En muchos aspectos, el pasado influye en nuestro día a día de manera inconsciente. Las formas de pensar sobre nosotros mismos y sobre el mundo condicionan cómo nos comportamos ante nosotros mismos y ante los demás... Aunque no nos demos cuenta de ello.
Esto se nota especialmente en casos extremos en los que la salud mental se ve dañada, ya sea mediante el trauma o a través de otras psicopatologías que pueden tener su origen en problemas sufridos en la infancia o en crisis pasadas. Pero lo cierto es que no es necesario haber desarrollado un trastorno psicológico para que ciertas maneras de interpretar la realidad se nos hayan quedado pequeñas y nos aporten más malestar que soluciones. Por eso, profesionales de la psicología como Ana Ocaña llevan décadas trabajando para ayudar a sus pacientes a romper esos marcos cognitivos tan rígidos y adoptar otros que se adapten mejor a su presente y a su potencial.
Entrevista a Ana Ocaña: cómo el pasado repercute en el presente
La psicóloga sanitaria Ana Ocaña lleva más de dos décadas trabajando en el mundo de la terapia para ayudar a las personas a desprenderse de las maneras de pensar que les han estado limitando. En esta charla con ella hablamos sobre cómo el pasado repercute en el presente a través de esquemas mentales que tenemos muy interiorizados y que repetimos día a día sin darnos cuenta.
¿Por qué, aunque queramos cambiar, muchas veces seguimos repitiendo patrones emocionales o relacionales del pasado?
Esta es una de las preguntas más comunes de las personas que acuden a terapia y creo, que del público en general y la respuesta está en cómo el cerebro procesa las experiencias. Desde la psicología, entendemos que nuestro cerebro es como un gran armario lleno de estanterías, cajones y espacios varios donde contenemos nuestros recuerdos; algunos más a la vista y otros más ocultos. Cuando vivimos una experiencia, especialmente en la infancia, el cerebro crea atajos para interpretar la realidad y saber cómo reaccionar de forma más rápida y preservativa. A estos atajos los llamamos modelos mentales o esquemas cognitivos que se asocian con determinadas emociones y sensaciones, contextos y situaciones.
Con el tiempo, estos esquemas se consolidan por la repetición y actúan como un piloto automático que dirige nuestro mundo funcional, psicológico y emocional sin que en la mayoría de las ocasiones nos demos cuenta, es decir que pasan a ser un automatismo inconsciente que nos ahorra energía pero que no registramos en el consciente sino que se ubica en el espacio reservado al insconsciente.
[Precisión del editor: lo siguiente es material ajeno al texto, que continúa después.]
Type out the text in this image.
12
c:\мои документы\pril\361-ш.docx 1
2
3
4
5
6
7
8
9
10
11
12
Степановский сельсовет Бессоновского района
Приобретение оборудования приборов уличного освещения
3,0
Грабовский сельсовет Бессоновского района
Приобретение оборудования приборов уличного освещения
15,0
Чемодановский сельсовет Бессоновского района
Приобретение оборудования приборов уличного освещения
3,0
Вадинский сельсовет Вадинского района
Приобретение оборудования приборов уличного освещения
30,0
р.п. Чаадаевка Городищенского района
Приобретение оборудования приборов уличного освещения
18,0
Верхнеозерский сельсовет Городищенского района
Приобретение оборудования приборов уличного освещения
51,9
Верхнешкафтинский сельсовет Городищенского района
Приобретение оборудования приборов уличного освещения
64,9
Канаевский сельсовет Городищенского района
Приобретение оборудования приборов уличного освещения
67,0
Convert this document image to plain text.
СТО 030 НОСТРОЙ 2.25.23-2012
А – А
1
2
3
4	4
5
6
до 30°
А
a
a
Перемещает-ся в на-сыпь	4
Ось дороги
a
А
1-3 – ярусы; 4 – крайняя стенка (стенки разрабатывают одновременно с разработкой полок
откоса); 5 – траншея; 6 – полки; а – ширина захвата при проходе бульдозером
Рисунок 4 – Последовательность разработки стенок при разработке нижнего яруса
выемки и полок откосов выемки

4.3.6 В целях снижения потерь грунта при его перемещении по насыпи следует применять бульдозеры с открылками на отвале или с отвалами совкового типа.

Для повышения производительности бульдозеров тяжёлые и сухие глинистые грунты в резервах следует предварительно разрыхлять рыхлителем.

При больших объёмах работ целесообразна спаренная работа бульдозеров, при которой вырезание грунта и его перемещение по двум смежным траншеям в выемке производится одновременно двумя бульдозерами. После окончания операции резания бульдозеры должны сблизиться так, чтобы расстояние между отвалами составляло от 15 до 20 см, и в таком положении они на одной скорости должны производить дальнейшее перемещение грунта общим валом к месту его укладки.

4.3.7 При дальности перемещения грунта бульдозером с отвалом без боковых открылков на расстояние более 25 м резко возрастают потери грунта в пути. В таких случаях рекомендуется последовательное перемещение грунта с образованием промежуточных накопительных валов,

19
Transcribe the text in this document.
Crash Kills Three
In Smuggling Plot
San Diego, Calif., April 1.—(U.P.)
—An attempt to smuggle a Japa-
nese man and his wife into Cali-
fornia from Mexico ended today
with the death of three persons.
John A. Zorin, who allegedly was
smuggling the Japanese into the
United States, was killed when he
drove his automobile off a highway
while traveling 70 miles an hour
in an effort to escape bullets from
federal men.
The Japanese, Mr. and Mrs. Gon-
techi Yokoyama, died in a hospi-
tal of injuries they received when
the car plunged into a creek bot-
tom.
Este mecanismo se parece mucho a la tarea de conducir: al principio lo hacemos despacito, con cuidado y fijándonos mucho, y con los años no sabemos ni tan siquiera narrar como hemos llegado a un determinado lugar que visitamos con frecuencia; ni que decir tiene de los peatones, semáforos, bifurcaciones, etc que hemos salvado.
Aunque conscientemente queramos actuar de otra manera, estos esquemas subconscientes tienen una gran inercia gracias a que resuelven de alguna forma las situaciones con un gran nivel de economía mental, pese a que quizá no sea ni la mejor versión ni aporte el resultado que esperamos. Lo que decíamos, es como intentar cambiar una ruta que siempre has seguido en el coche: tu mente te empuja a tomar el mismo camino de siempre porque es lo que conoce y lo que considera seguro. Por eso, para cambiar, no basta con desearlo, es necesario desmantelar esos esquemas antiguos y construir unos nuevos de forma consciente algo que con tantas inercias es complejo hacer solo/a.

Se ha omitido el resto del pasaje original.